Federal Court. Was the Applicant a non-alien who was not subject to the Migration Act 1958 (Cth), with the result that his detention under s 189(1) of the Act was unlawful, because: he was "accepted by the Australian body politic and community as a citizen ...; the fact that he renounced that citizenship in 1995 does not change his non-alien status"; or "he has the essential characteristics of a non-alien, based on a holistic assessment of his circumstances"?
Federal Court. In assessing the risk of a non-citizen re-offending for the purpose s 501(2) of the Migration Act 1958 (Cth), is it unnecessary for a decision-maker to descend to a level of granularity of assessing the risk of specific future criminal conduct, as that would "require the Minister to either develop superhuman prescience or engage in what could only be wild speculation which would ultimately be meaningless"? Is there a "period of limitation in the Act which might prevent the Minister taking action under s 501(2)"?
Federal Court. If the Minister personally makes a decision under s 501CA(4): is he required "to consider and understand the representations received" for himself, even if he is given an accurate summary of such representations; must he give "reasons as to why the expectations of the Australian community should count against revocation"? Must s 501CA(4) decisions be made within a reasonable period of time? May the ongoing validity of a decision under s 501(3A) depend upon due and prompt performance of the power under s 501CA(4)?
Supreme Court of New South Wales. Is the question of whether, in applying a legislative power or discretion that does not infringe on the Constitution and is thus valid, the application of that power infringes on the Constitution a question of constitutional law? If not, does it mean that the implied freedom of political communication may not be a relevant consideration in the exercise of a discretion under any legislation?
Federal Circuit and Family Court. May a court "award costs where an underlying dispute is rendered moot, even where a decision is not delivered"? If so, where "the relevant supervening event occurs after a trial on the merits, with full argument and submissions from the parties, but before the decision is handed down", will those arguments hold greater weight in the decision whether to make a costs order? Should no order be made, as both sides got what they wanted?
Federal Court. Is a "fast track applicant" a "fast track review applicant" unless and until the Minister forms the opinion that he/she is an "excluded fast track review applicant", with the consequence that, until and if that opinion is formed, a refusal to grant him/her a protection visa should be referred to the IAA even if the applicant, objectively, "has made a claim for protection in a country other than Australia that was refused by" that country or the UNHCR Office?
Federal Court (Full Court). Is the jurisdiction of the Federal Circuit Court (FCC) conferred by s 476 of the Migration Act 1958 (Cth) limited to remedies by way of judicial review? Was the power of the FCC circumscribed in the context of the judicial review of migration decisions "because of the omission of declaratory relief from the specific public law remedies mentioned in s 75(v) of the Constitution"? If the relief sought is "hopeless, inutile and hypothetical", does it mean that the court in which it is sought lacks jurisdiction to grant the relief?
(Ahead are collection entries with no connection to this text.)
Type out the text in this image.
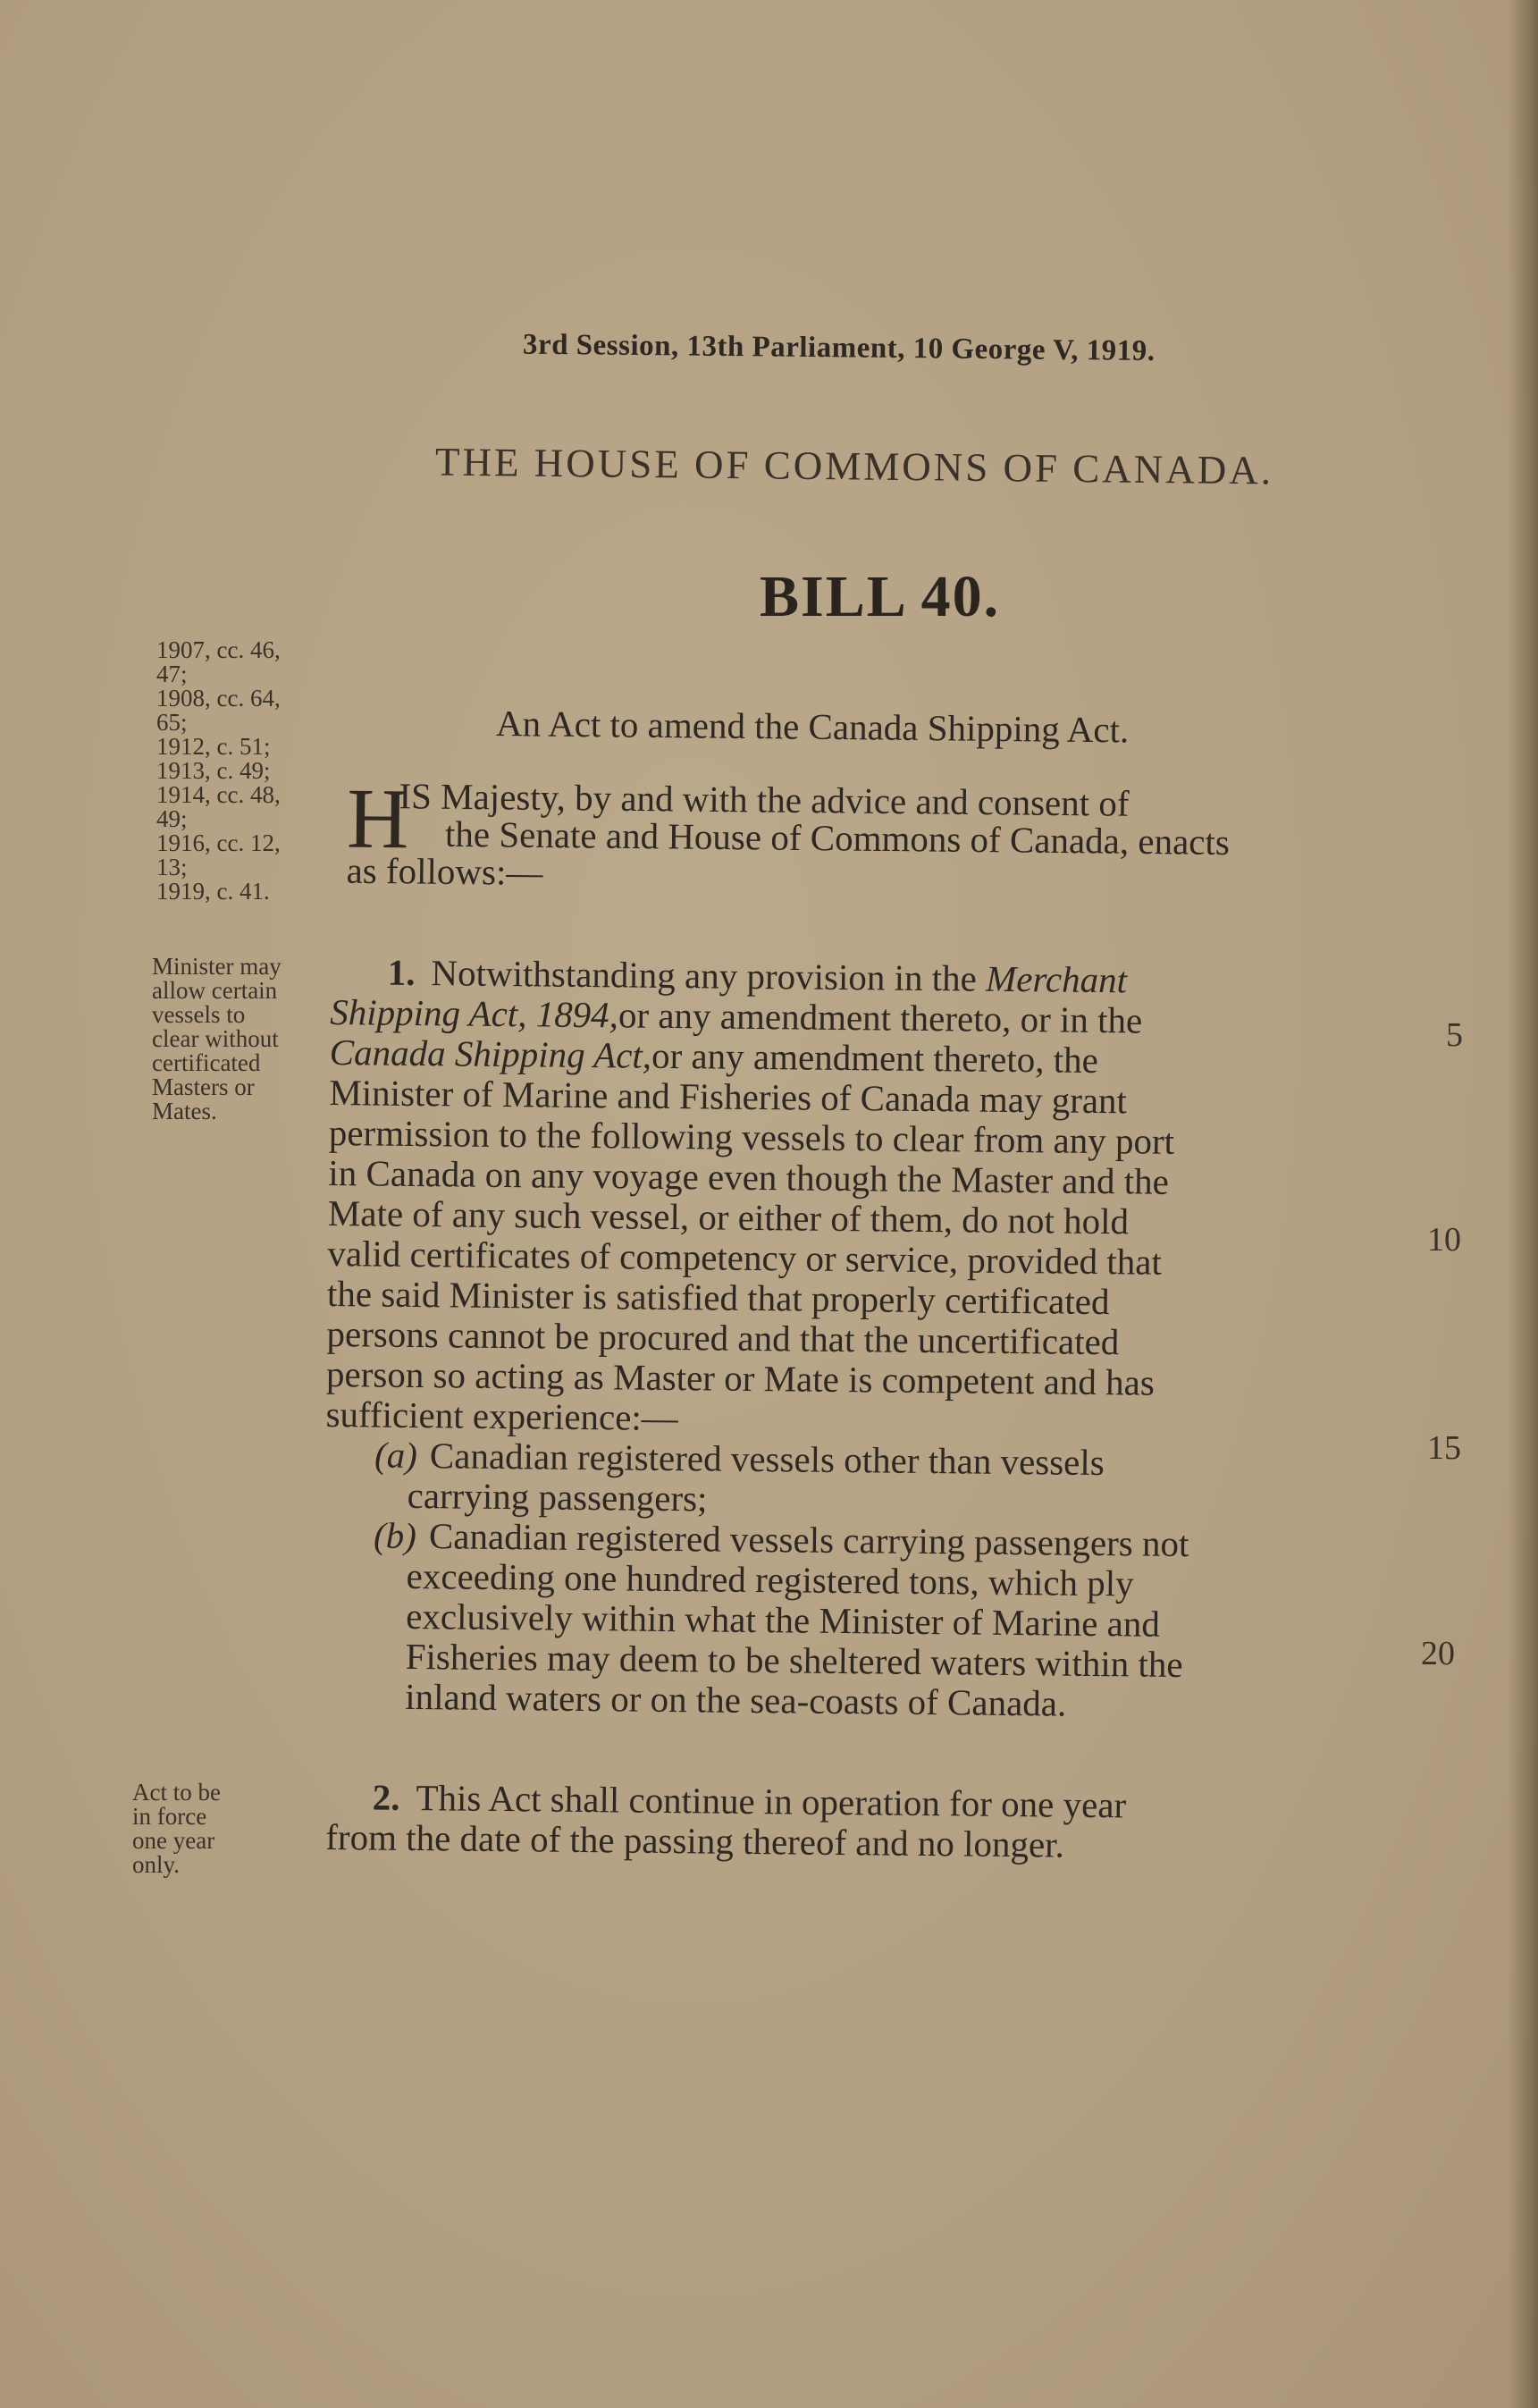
3rd Session, 13th Parliament, 10 George V, 1919.
THE HOUSE OF COMMONS OF CANADA.
BILL 40.
1907, cc. 46,
47;
1908, cc. 64,
65;
1912, c. 51;
1913, c. 49;
1914, cc. 48,
49;
1916, cc. 12,
13;
1919, c. 41.
An Act to amend the Canada Shipping Act.
H
IS Majesty, by and with the advice and consent of
the Senate and House of Commons of Canada, enacts
as follows:—
Minister may
allow certain
vessels to
clear without
certificated
Masters or
Mates.
1. Notwithstanding any provision in the Merchant
Shipping Act, 1894, or any amendment thereto, or in the
Canada Shipping Act, or any amendment thereto, the
Minister of Marine and Fisheries of Canada may grant
permission to the following vessels to clear from any port
in Canada on any voyage even though the Master and the
Mate of any such vessel, or either of them, do not hold
valid certificates of competency or service, provided that
the said Minister is satisfied that properly certificated
persons cannot be procured and that the uncertificated
person so acting as Master or Mate is competent and has
sufficient experience:—
(a) Canadian registered vessels other than vessels
carrying passengers;
(b) Canadian registered vessels carrying passengers not
exceeding one hundred registered tons, which ply
exclusively within what the Minister of Marine and
Fisheries may deem to be sheltered waters within the
inland waters or on the sea-coasts of Canada.
5
10
15
20
Act to be
in force
one year
only.
2. This Act shall continue in operation for one year
from the date of the passing thereof and no longer.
Federal Court. Does the principle according to which costs ordinarily follow the event "answer the question as to whether costs should be ordered when, as in the present case, the application was not determined"? If the Applicant would have been substantially successful, had he not been granted the visa, is this a circumstance that favours costs being awarded against the Respondent? In a real sense, was the judicial review application directed at the Applicant's liberty?
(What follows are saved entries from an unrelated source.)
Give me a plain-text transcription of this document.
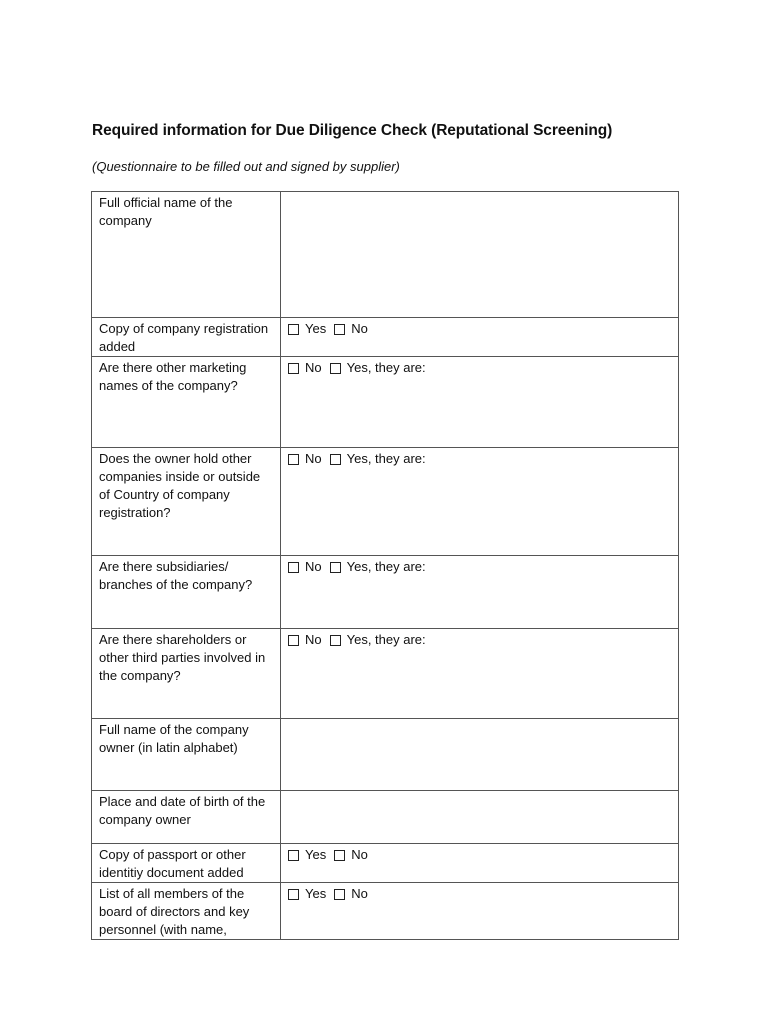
Required information for Due Diligence Check (Reputational Screening)
(Questionnaire to be filled out and signed by supplier)
Full official name of the company	
Copy of company registration added	Yes No

Are there other marketing names of the company?	No Yes, they are:

Does the owner hold other companies inside or outside of Country of company registration?	No Yes, they are:

Are there subsidiaries/ branches of the company?	No Yes, they are:

Are there shareholders or other third parties involved in the company?	No Yes, they are:

Full name of the company owner (in latin alphabet)	
Place and date of birth of the company owner	
Copy of passport or other identitiy document added	Yes No

List of all members of the board of directors and key personnel (with name,	Yes No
Federal Court. Given the Tribunal's extensive references to the Applicant's drug addiction throughout its reasons, can it realistically be supposed that the Tribunal overlooked that addiction in concluding generally that he was "apparently in good health" for the purpose of cl 9.2(1)(a) of Direction 90?
Federal Court (Full Court). If a visa applicant wrongly answers a question in a visa application form and in a subsequent visa application freely answers the same question correctly, could the latter answer be said to indicate that the incorrect answer did not involve purposeful falsity for the purpose of PIC 4020? Does the fact that the IELTS exam on which the Appellant's score was 7 suggest that the Appellant knew the meaning of the legal term "conviction"?